Mit eine der Ursachen liegt auch in der stark auf Export ausgerichteten deutschen Wirtschaft und dem Lohndumping, das wir auch aus Österreich kennen. So sind die Lohnstückkosten seit Einführung des Euro in Griechenland gleich geblieben, in der deutschen Industrie jedoch um 14 Prozent gesunken (Manager-Magazin). Kein Ruhmesblatt für die involvierten Gewerkschaften, in diesem Fall für die IG Metall.

Gute Geschäfte machen Deutschland und Frankreich auch im Bereich der Rüstungsgüter, Griechenland gehört weltweit zu den Ländern mit dem höchsten Rüstungsetat. Würde dieses auch nur halbiert, wäre das Defizitproblem großteils gelöst. Dies wird natürlich nicht thematisiert, die Rüstungsindustrie will ja auch weiterhin gute Geschäfte machen.

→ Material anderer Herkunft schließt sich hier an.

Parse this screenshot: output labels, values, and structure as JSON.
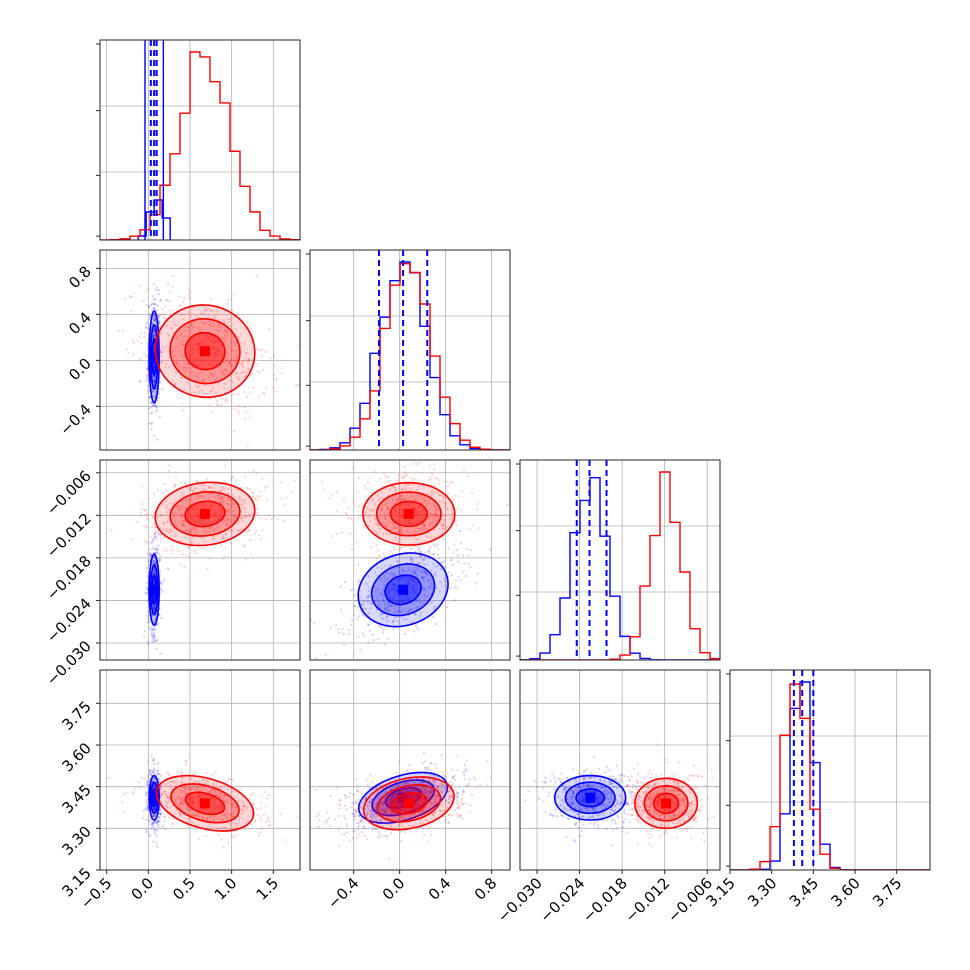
{
  "chart_data": {
    "type": "corner",
    "grid": true,
    "colors": {
      "model_a": "#0000ff",
      "model_b": "#ff0000"
    },
    "params": [
      {
        "ticks": [
          -0.5,
          0.0,
          0.5,
          1.0,
          1.5
        ],
        "tick_labels": [
          "−0.5",
          "0.0",
          "0.5",
          "1.0",
          "1.5"
        ],
        "range": [
          -0.58,
          1.82
        ],
        "blue": {
          "center": 0.07,
          "sigma": 0.03,
          "quantiles": [
            0.03,
            0.07,
            0.1
          ]
        },
        "red": {
          "center": 0.68,
          "sigma": 0.3
        }
      },
      {
        "ticks": [
          -0.4,
          0.0,
          0.4,
          0.8
        ],
        "tick_labels": [
          "−0.4",
          "0.0",
          "0.4",
          "0.8"
        ],
        "range": [
          -0.78,
          0.96
        ],
        "blue": {
          "center": 0.03,
          "sigma": 0.2,
          "quantiles": [
            -0.18,
            0.03,
            0.24
          ]
        },
        "red": {
          "center": 0.08,
          "sigma": 0.2
        }
      },
      {
        "ticks": [
          -0.03,
          -0.024,
          -0.018,
          -0.012,
          -0.006
        ],
        "tick_labels": [
          "−0.030",
          "−0.024",
          "−0.018",
          "−0.012",
          "−0.006"
        ],
        "range": [
          -0.0324,
          -0.0042
        ],
        "blue": {
          "center": -0.0225,
          "sigma": 0.0025,
          "quantiles": [
            -0.0244,
            -0.0226,
            -0.0202
          ]
        },
        "red": {
          "center": -0.0118,
          "sigma": 0.0022
        }
      },
      {
        "ticks": [
          3.15,
          3.3,
          3.45,
          3.6,
          3.75
        ],
        "tick_labels": [
          "3.15",
          "3.30",
          "3.45",
          "3.60",
          "3.75"
        ],
        "range": [
          3.15,
          3.87
        ],
        "blue": {
          "center": 3.41,
          "sigma": 0.04,
          "quantiles": [
            3.38,
            3.41,
            3.45
          ]
        },
        "red": {
          "center": 3.39,
          "sigma": 0.045
        }
      }
    ]
  }
}
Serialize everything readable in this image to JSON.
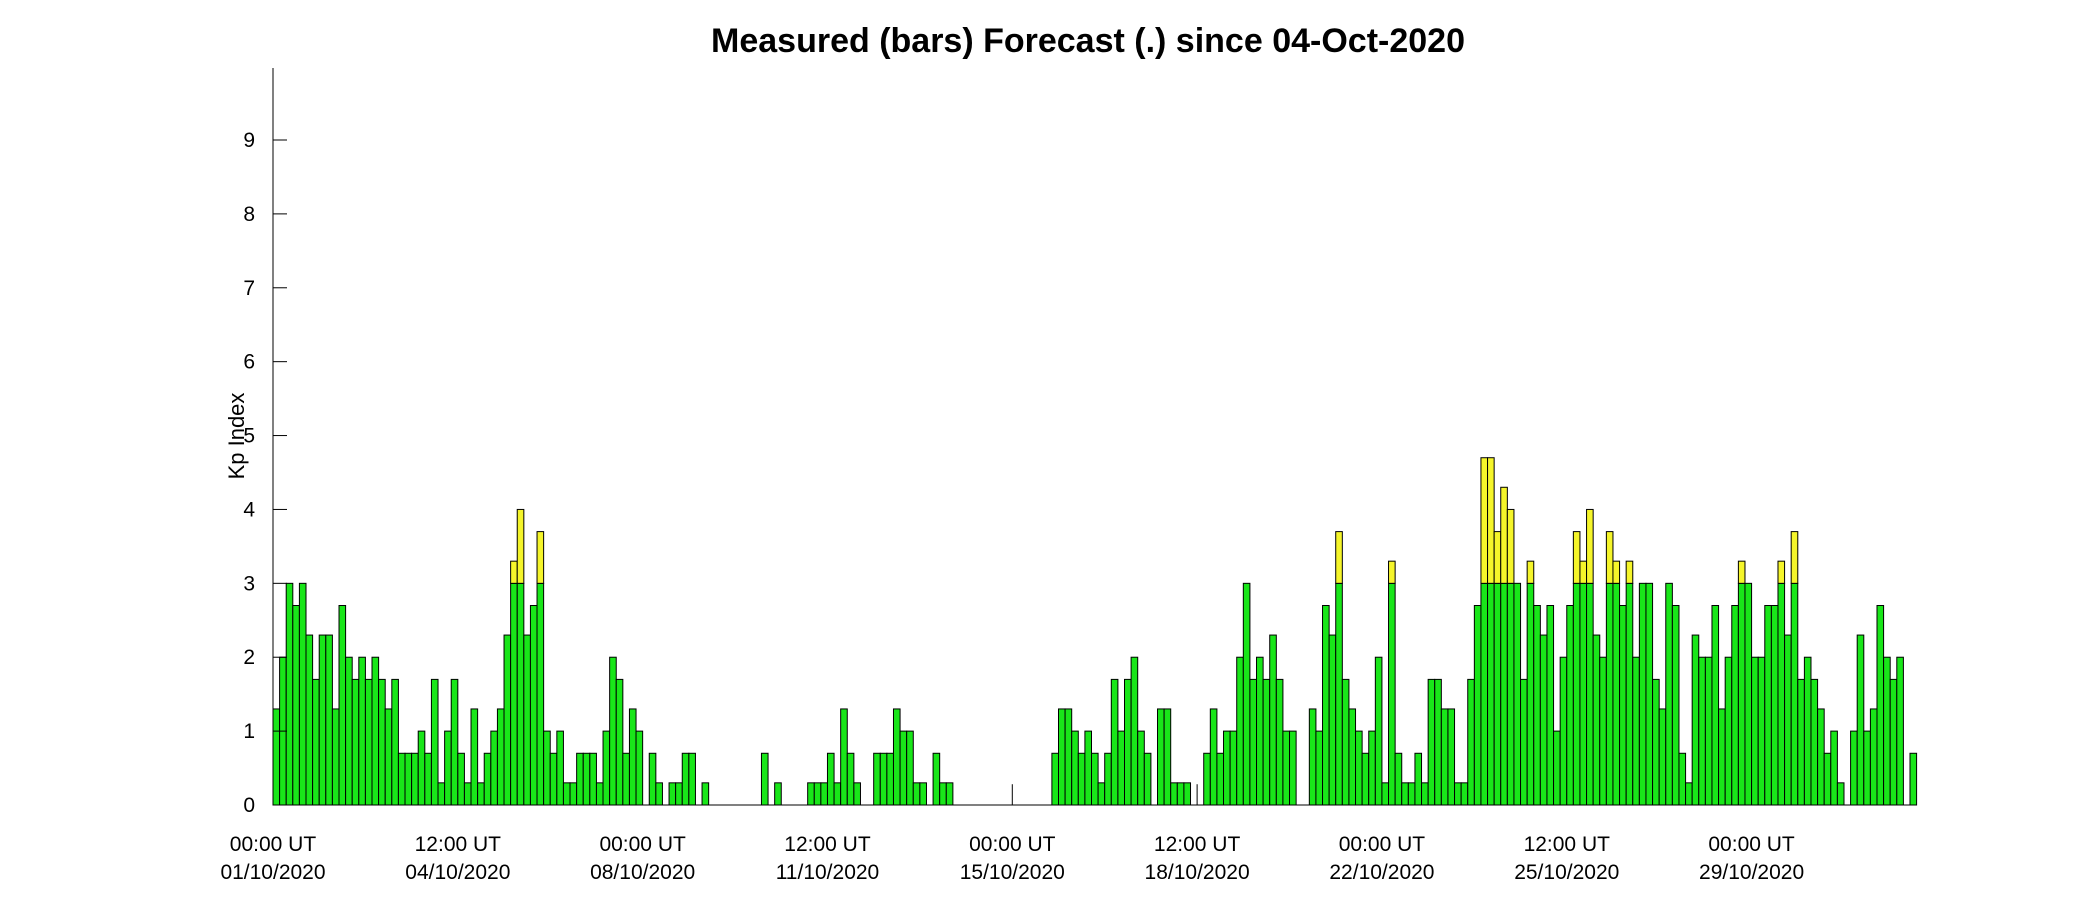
{
  "colors": {
    "measured": "#19e619",
    "forecast": "#f5f52a",
    "axis": "#000000",
    "background": "#ffffff"
  },
  "chart_data": {
    "type": "bar",
    "title": "Measured (bars) Forecast (.) since 04-Oct-2020",
    "ylabel": "Kp Index",
    "xlabel": "",
    "ylim": [
      0,
      10
    ],
    "yticks": [
      0,
      1,
      2,
      3,
      4,
      5,
      6,
      7,
      8,
      9
    ],
    "grid": false,
    "x_start": "2020-10-01T00:00Z",
    "interval_hours": 3,
    "x_range_bins": [
      0,
      248
    ],
    "x_ticks": [
      {
        "line1": "00:00 UT",
        "line2": "01/10/2020",
        "bin": 0
      },
      {
        "line1": "12:00 UT",
        "line2": "04/10/2020",
        "bin": 28
      },
      {
        "line1": "00:00 UT",
        "line2": "08/10/2020",
        "bin": 56
      },
      {
        "line1": "12:00 UT",
        "line2": "11/10/2020",
        "bin": 84
      },
      {
        "line1": "00:00 UT",
        "line2": "15/10/2020",
        "bin": 112
      },
      {
        "line1": "12:00 UT",
        "line2": "18/10/2020",
        "bin": 140
      },
      {
        "line1": "00:00 UT",
        "line2": "22/10/2020",
        "bin": 168
      },
      {
        "line1": "12:00 UT",
        "line2": "25/10/2020",
        "bin": 196
      },
      {
        "line1": "00:00 UT",
        "line2": "29/10/2020",
        "bin": 224
      }
    ],
    "values": [
      1.3,
      2.0,
      3.0,
      2.7,
      3.0,
      2.3,
      1.7,
      2.3,
      2.3,
      1.3,
      2.7,
      2.0,
      1.7,
      2.0,
      1.7,
      2.0,
      1.7,
      1.3,
      1.7,
      0.7,
      0.7,
      0.7,
      1.0,
      0.7,
      1.7,
      0.3,
      1.0,
      1.7,
      0.7,
      0.3,
      1.3,
      0.3,
      0.7,
      1.0,
      1.3,
      2.3,
      3.3,
      4.0,
      2.3,
      2.7,
      3.7,
      1.0,
      0.7,
      1.0,
      0.3,
      0.3,
      0.7,
      0.7,
      0.7,
      0.3,
      1.0,
      2.0,
      1.7,
      0.7,
      1.3,
      1.0,
      0,
      0.7,
      0.3,
      0,
      0.3,
      0.3,
      0.7,
      0.7,
      0,
      0.3,
      0,
      0,
      0,
      0,
      0,
      0,
      0,
      0,
      0.7,
      0,
      0.3,
      0,
      0,
      0,
      0,
      0.3,
      0.3,
      0.3,
      0.7,
      0.3,
      1.3,
      0.7,
      0.3,
      0,
      0,
      0.7,
      0.7,
      0.7,
      1.3,
      1.0,
      1.0,
      0.3,
      0.3,
      0,
      0.7,
      0.3,
      0.3,
      0,
      0,
      0,
      0,
      0,
      0,
      0,
      0,
      0,
      0,
      0,
      0,
      0,
      0,
      0,
      0.7,
      1.3,
      1.3,
      1.0,
      0.7,
      1.0,
      0.7,
      0.3,
      0.7,
      1.7,
      1.0,
      1.7,
      2.0,
      1.0,
      0.7,
      0,
      1.3,
      1.3,
      0.3,
      0.3,
      0.3,
      0,
      0,
      0.7,
      1.3,
      0.7,
      1.0,
      1.0,
      2.0,
      3.0,
      1.7,
      2.0,
      1.7,
      2.3,
      1.7,
      1.0,
      1.0,
      0,
      0,
      1.3,
      1.0,
      2.7,
      2.3,
      3.7,
      1.7,
      1.3,
      1.0,
      0.7,
      1.0,
      2.0,
      0.3,
      3.3,
      0.7,
      0.3,
      0.3,
      0.7,
      0.3,
      1.7,
      1.7,
      1.3,
      1.3,
      0.3,
      0.3,
      1.7,
      2.7,
      4.7,
      4.7,
      3.7,
      4.3,
      4.0,
      3.0,
      1.7,
      3.3,
      2.7,
      2.3,
      2.7,
      1.0,
      2.0,
      2.7,
      3.7,
      3.3,
      4.0,
      2.3,
      2.0,
      3.7,
      3.3,
      2.7,
      3.3,
      2.0,
      3.0,
      3.0,
      1.7,
      1.3,
      3.0,
      2.7,
      0.7,
      0.3,
      2.3,
      2.0,
      2.0,
      2.7,
      1.3,
      2.0,
      2.7,
      3.3,
      3.0,
      2.0,
      2.0,
      2.7,
      2.7,
      3.3,
      2.3,
      3.7,
      1.7,
      2.0,
      1.7,
      1.3,
      0.7,
      1.0,
      0.3,
      0,
      1.0,
      2.3,
      1.0,
      1.3,
      2.7,
      2.0,
      1.7,
      2.0,
      0,
      0.7
    ],
    "forecast_threshold": 3.0,
    "forecast_markers": [
      {
        "bin": 112,
        "value": 0.2
      },
      {
        "bin": 140,
        "value": 0.2
      }
    ]
  }
}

Das Kapital nützt auch die Gelegenheit, den Einfluss seiner internationalen Organisationen wie dem Internationalen Währungsfonds, der Weltbank und der Europäischen Zentralbank zu stärken.

Gestärkt werden sollten jedenfalls auch länderübergreifende Aktionen der Gewerkschaften. Zwar nicht mehr unter dem Motto „wir zahlen eure Krise nicht“, denn für diese und die Rettung der Banken wurden wir schon mehrmals zur Kasse gebeten. Neben der Solidarität mit den griechischen KollegInnen geht es aber auch darum, sich EU-weit gegen die Machenschaften des Kapitals zu wehren. Denn Griechenland ist kein Einzelfall.